CROSS-REFERENCE TO RELATED APPLICATION
BACKGROUND OF THE INVENTION
This application is related to co-pending U.S. patent application Ser. No. ______ filed concurrently with this application and entitled “METHOD AND APPARATUS FOR CONTROLLING PERIPHERAL ADAPTER INTERRUPT FREQUENCY BY ESTIMATING PROCESSOR LOAD IN THE PERIPHERAL ADAPTER”, by the same inventors and assigned to the same assignee. The specification of the above-referenced application is hereby incorporated by reference.
1. Technical Field
The present invention relates generally to interrupt-driven peripheral devices having input/output (I/O) queues, and more particularly, to a peripheral device that manages its interrupt frequency in conformity with processor load information received from the system.
2. Description of the Related Art
Peripheral devices connected to a processing system typically interrupt one or more processors in order to signal the presence of receive data or absence of transmit data in device queues. In the past, an interrupt was generally generated upon receipt of a complete packet or when a complete packet had been transmitted. When an interrupt is processed, the processes triggered by the interrupt generally transfer all of the data that is available in the receive queue and likewise flush the system transmit queues by transferring transmit data to the adapter. However, when the system is experiencing a large volume of traffic, the resulting increased frequency of the interrupts received can reduce system efficiency, compounding any backlog of processing activity. Network adapters in particular have a high traffic level in today's server system and the processing overhead for handling packets can be very high, especially in a web server where the packets require a response and are not merely forwarded after minimal processing, such as in routing applications.
To solve the above-described problem, a technique known as “interrupt coalescing” has been introduced, which lessens the frequency of interrupts directed at the processor(s). Rather than interrupt at each packet transfer, present-day adapters accumulate data in queues that can accommodate multiple packets and interrupts are triggered at a lower frequency. In particular, present network adapters typically accumulate a large amount of data before interrupting the processor managing data transfer between the adapter and the host system. In part, a large data size associated with each interrupt is provided due to the overhead associated with each interrupt.

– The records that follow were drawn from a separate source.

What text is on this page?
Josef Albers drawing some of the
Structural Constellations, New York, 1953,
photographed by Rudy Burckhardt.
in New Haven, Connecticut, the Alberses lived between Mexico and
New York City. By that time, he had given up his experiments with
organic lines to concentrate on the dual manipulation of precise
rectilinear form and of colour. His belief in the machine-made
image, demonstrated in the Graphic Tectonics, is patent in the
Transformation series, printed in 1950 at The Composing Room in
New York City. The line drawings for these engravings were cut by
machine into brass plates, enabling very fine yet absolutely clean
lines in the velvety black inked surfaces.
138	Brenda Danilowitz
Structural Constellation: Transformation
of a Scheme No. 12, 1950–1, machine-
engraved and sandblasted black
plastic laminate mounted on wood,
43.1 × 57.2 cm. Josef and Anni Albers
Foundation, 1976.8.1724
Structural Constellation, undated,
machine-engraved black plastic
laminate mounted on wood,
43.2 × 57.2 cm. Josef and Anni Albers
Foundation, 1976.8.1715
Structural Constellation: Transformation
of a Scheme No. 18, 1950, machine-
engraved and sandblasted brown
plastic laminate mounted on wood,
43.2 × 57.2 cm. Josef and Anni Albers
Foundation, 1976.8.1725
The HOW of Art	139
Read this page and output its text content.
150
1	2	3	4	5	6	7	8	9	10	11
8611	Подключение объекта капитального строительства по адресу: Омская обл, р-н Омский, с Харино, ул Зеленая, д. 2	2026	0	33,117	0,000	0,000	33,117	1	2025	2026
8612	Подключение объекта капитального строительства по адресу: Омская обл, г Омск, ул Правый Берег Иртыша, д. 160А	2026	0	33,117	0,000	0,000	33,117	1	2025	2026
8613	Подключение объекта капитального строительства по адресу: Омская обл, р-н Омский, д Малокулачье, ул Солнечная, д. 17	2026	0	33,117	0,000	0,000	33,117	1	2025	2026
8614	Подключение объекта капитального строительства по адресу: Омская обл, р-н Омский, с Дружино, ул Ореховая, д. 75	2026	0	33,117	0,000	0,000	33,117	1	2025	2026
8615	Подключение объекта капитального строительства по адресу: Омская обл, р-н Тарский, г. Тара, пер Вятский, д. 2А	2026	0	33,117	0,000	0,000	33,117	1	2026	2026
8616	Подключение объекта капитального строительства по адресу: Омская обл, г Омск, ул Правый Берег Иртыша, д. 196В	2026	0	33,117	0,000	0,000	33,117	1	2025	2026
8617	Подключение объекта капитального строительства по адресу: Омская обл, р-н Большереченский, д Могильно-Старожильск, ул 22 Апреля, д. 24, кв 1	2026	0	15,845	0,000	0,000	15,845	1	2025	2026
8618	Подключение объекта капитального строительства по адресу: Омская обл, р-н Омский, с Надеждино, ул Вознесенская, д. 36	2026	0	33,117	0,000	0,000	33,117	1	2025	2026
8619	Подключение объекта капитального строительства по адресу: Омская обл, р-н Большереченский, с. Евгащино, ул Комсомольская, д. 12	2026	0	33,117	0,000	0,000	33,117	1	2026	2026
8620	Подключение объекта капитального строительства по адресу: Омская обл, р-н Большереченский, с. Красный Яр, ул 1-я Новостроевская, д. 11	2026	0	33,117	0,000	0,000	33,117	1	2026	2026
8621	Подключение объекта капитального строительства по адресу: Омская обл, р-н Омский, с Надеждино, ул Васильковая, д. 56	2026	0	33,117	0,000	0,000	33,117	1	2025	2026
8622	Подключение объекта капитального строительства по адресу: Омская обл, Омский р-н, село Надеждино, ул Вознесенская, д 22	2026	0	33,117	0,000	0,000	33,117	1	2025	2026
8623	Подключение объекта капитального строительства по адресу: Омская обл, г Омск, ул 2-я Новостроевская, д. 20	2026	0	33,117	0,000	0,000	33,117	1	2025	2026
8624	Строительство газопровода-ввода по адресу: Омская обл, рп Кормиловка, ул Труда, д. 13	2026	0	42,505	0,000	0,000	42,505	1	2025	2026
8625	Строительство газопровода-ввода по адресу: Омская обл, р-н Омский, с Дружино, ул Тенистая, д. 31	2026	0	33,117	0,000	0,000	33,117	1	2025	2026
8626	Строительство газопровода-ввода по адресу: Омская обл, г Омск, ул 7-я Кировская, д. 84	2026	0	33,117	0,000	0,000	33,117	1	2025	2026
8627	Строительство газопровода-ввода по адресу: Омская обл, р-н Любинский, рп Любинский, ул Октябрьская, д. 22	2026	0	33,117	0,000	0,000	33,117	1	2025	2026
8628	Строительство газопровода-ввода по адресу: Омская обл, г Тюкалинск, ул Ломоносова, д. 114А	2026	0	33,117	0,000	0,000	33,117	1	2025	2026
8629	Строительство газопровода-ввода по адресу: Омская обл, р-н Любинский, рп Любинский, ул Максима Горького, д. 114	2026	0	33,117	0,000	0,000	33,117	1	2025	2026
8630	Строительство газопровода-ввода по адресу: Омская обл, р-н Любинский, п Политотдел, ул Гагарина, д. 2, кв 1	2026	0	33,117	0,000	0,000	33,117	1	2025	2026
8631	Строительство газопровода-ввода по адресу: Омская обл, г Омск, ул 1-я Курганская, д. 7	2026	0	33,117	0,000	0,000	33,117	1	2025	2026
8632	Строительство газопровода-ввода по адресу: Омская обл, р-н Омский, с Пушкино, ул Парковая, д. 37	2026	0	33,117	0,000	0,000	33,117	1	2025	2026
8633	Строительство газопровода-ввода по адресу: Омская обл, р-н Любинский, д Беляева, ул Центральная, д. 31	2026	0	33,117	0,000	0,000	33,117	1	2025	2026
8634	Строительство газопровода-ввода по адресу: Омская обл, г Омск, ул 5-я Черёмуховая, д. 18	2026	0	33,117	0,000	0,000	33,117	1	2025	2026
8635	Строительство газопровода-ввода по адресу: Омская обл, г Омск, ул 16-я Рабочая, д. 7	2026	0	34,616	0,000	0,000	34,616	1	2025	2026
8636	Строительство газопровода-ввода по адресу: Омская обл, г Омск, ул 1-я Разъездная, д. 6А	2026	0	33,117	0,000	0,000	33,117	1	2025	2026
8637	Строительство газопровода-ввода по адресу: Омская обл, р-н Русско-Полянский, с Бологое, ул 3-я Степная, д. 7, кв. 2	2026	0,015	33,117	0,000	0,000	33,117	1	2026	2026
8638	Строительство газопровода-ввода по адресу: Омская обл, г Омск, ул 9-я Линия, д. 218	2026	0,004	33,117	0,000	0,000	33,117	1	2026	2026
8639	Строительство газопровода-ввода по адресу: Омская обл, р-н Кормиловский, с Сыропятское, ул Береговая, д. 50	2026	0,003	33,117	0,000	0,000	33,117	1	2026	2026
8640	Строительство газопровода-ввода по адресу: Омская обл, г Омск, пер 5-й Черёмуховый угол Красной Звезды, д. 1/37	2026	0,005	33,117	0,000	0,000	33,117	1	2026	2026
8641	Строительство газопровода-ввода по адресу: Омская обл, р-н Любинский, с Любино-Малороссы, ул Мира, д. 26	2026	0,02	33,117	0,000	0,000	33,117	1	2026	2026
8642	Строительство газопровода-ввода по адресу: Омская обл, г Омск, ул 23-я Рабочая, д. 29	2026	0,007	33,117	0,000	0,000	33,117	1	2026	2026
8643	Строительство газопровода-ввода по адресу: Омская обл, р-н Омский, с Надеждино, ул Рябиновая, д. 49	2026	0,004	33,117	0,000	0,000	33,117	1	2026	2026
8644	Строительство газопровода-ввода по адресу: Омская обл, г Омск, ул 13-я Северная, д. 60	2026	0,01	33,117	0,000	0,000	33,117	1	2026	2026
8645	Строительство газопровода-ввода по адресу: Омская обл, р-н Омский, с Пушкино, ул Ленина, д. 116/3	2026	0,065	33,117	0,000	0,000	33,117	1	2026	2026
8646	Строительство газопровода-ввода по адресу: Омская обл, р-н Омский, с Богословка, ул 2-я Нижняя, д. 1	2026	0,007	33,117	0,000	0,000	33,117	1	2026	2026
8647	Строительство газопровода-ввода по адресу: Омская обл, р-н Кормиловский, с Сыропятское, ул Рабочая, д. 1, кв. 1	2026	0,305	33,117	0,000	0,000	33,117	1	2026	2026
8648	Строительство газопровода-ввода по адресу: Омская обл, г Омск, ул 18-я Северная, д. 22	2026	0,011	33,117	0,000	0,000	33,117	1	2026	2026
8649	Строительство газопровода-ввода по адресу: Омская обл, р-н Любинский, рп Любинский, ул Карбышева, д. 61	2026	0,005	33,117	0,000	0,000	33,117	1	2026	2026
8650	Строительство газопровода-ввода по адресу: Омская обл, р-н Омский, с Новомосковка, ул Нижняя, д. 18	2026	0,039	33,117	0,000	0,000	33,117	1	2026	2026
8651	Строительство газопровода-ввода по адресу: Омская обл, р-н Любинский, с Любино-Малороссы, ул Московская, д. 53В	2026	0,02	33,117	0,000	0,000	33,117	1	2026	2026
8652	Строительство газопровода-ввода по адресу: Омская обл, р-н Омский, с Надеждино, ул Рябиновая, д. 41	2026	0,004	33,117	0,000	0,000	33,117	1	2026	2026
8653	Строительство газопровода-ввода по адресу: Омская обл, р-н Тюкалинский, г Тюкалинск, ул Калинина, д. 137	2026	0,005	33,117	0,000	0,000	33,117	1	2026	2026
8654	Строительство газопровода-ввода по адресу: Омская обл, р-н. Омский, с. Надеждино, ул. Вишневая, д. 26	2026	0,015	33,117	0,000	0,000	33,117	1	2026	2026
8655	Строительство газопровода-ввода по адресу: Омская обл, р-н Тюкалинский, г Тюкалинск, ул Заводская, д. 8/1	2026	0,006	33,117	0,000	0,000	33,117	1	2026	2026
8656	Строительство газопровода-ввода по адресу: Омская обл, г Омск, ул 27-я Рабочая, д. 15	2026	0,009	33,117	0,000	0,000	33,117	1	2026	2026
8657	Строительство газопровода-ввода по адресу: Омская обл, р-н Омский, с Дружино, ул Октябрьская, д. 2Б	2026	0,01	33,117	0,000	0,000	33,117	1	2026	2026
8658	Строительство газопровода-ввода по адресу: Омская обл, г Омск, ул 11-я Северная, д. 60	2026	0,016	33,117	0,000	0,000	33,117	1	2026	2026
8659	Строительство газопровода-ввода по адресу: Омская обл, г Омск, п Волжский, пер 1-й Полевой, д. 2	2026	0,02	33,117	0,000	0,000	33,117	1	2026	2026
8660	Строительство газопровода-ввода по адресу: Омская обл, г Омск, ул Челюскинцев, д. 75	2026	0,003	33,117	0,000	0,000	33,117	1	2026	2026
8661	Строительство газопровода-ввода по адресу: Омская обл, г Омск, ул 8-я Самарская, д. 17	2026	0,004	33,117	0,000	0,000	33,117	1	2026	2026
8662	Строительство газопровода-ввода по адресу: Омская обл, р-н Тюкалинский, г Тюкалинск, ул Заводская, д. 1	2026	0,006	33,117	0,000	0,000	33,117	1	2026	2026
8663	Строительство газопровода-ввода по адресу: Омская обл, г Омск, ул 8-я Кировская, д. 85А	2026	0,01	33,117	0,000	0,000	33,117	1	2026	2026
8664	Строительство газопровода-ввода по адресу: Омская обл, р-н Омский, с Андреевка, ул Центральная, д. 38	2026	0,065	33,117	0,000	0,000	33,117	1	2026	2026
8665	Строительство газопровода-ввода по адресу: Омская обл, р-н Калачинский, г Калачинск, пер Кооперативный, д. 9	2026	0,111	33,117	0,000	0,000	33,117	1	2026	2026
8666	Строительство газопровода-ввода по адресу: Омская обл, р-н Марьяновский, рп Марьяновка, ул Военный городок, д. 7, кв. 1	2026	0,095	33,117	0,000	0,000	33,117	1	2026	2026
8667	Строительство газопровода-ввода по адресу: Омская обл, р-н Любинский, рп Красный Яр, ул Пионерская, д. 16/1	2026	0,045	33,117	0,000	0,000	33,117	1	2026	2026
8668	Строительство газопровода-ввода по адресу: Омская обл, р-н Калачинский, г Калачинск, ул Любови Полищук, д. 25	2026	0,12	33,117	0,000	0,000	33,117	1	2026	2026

Several interrupt timing schemes have been implemented for interrupt coalescing. Three primary techniques are presently used. The first technique times a hold-off time interval from receipt of the first new packet after the last interrupt. Upon expiration of the timer, the processor is interrupted. The first technique provides adaptability only in that an interrupt will be held off for the instantaneous time between the last interrupt and completion of the first packet plus the predetermined time. If the processor is not busy, the first technique introduces undesired latency. A second technique is to interrupt after a predetermined number of packets has been received (queue depth threshold). The second technique may generate an even higher latency, as no interrupt is generated until the required number of packets is received. A third technique generates an interrupt if the frequency of packets receives drops below a predetermined threshold (received packet frequency threshold).
Each of the above-described techniques reduces interrupt overhead in the system. However, none of the techniques takes into account the processor load. Therefore, undesirable latency can be introduced when the processor is not busy and the design values such as the timer length for the first technique above, the packet count for the second technique above and the threshold value for the third technique above may not be the ideal values for high load conditions at the processor, but merely a compromise between latency and reduced interrupt overhead.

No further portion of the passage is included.